Table 2 MIC values of salicylanilide analogues against C. difficile strains 630 and 4118.
Figure 2
figure 2

Structures of salicylanilide analogues.

An attractive feature of membrane-active compounds is their low propensity for resistance17. In order to assess the potential for resistance development in vitro, we conducted serial passaging of CD4118 at sub-inhibitory concentrations of the salicylanilides. A total of 21 serial passages were performed and the results are shown in Supplementary Fig. S3. The changes in MICs after serial passages were minimal; final MICs of the salicylanilides were ≤4-fold higher than the initial (pre-passage) MICs, suggesting that emergence of resistance is likely to be low. The same held true for both metronidazole and vancomycin, with no substantial increase in MIC (~2-fold) even after 21 passages of CD4118 (Supplementary Fig. S3).

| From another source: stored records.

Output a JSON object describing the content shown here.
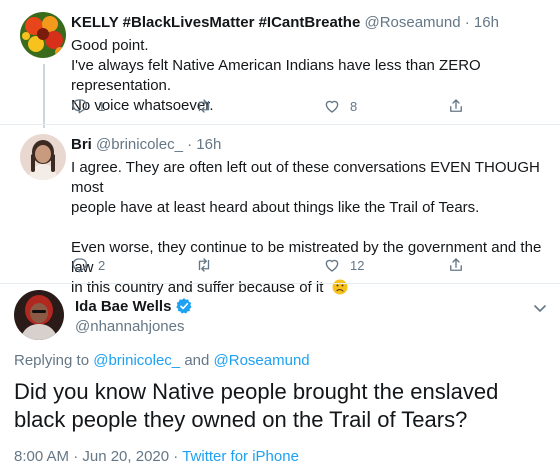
{
  "tweets": [
    {
      "name": "KELLY #BlackLivesMatter #ICantBreathe",
      "handle": "@Roseamund",
      "sep": "·",
      "time": "16h",
      "lines": [
        "Good point.",
        "I've always felt Native American Indians have less than ZERO representation.",
        "No voice whatsoever."
      ],
      "replies": "1",
      "retweets": "",
      "likes": "8"
    },
    {
      "name": "Bri",
      "handle": "@brinicolec_",
      "sep": "·",
      "time": "16h",
      "lines": [
        "I agree. They are often left out of these conversations EVEN THOUGH most",
        "people have at least heard about things like the Trail of Tears.",
        "",
        "Even worse, they continue to be mistreated by the government and the law",
        "in this country and suffer because of it"
      ],
      "emoji": "😕",
      "replies": "2",
      "retweets": "",
      "likes": "12"
    }
  ],
  "main_tweet": {
    "name": "Ida Bae Wells",
    "handle": "@nhannahjones",
    "replying_prefix": "Replying to",
    "replying_to_1": "@brinicolec_",
    "replying_and": "and",
    "replying_to_2": "@Roseamund",
    "text_line1": "Did you know Native people brought the enslaved",
    "text_line2": "black people they owned on the Trail of Tears?",
    "timestamp": "8:00 AM · Jun 20, 2020 ·",
    "source": "Twitter for iPhone"
  },
  "colors": {
    "accent": "#1da1f2",
    "muted": "#657786",
    "text": "#14171a"
  },
  "icons": [
    "reply-icon",
    "retweet-icon",
    "like-icon",
    "share-icon",
    "verified-icon",
    "chevron-down-icon"
  ]
}
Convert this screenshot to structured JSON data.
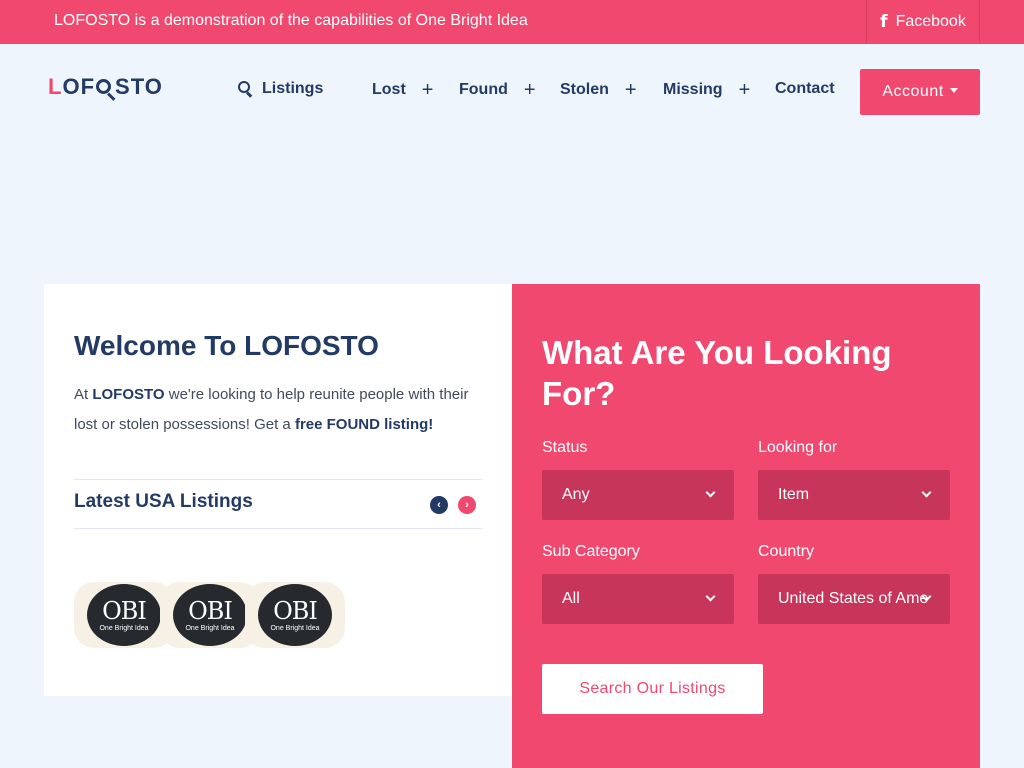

Salicylanilides are bactericidal against logarithmic- and stationary-phase cultures

Although ionophores are known to dissipate the pmf that is crucial for bacterial energy metabolism, they do not always display bactericidal activity26,28. We were interested whether the salicylanilides possess cidal properties against stationary-phase C. difficile, because these cells are the primary producer of toxins and spores that contribute to C. difficile pathogenesis4. We selected the more active compounds (closantel, rafoxanide and 8) and assayed them for minimum bactericidal concentration (MBC, defined as the lowest concentration of the antibacterial agent required to kill ≥99.9% of the initial inoculum) against growing and non-growing cells of the BI/NAP1/027 pathogen CD4118. As shown in Table 3, all three compounds displayed bactericidal activities against both logarithmic- and stationary-phase cells of CD4118 at concentrations close to their MIC values. The MBClog values of the protonophores were determined to be 0.25–2 μg/mL (~4 to 8-fold greater than their respective MIC values). Importantly, the salicylanilides retained bactericidal activities against stationary-phase C. difficile cells, in stark contrast to metronidazole and vancomycin, which did not result in ≥3-log reduction of CD4118 cells at 32 μg/mL (Table 3).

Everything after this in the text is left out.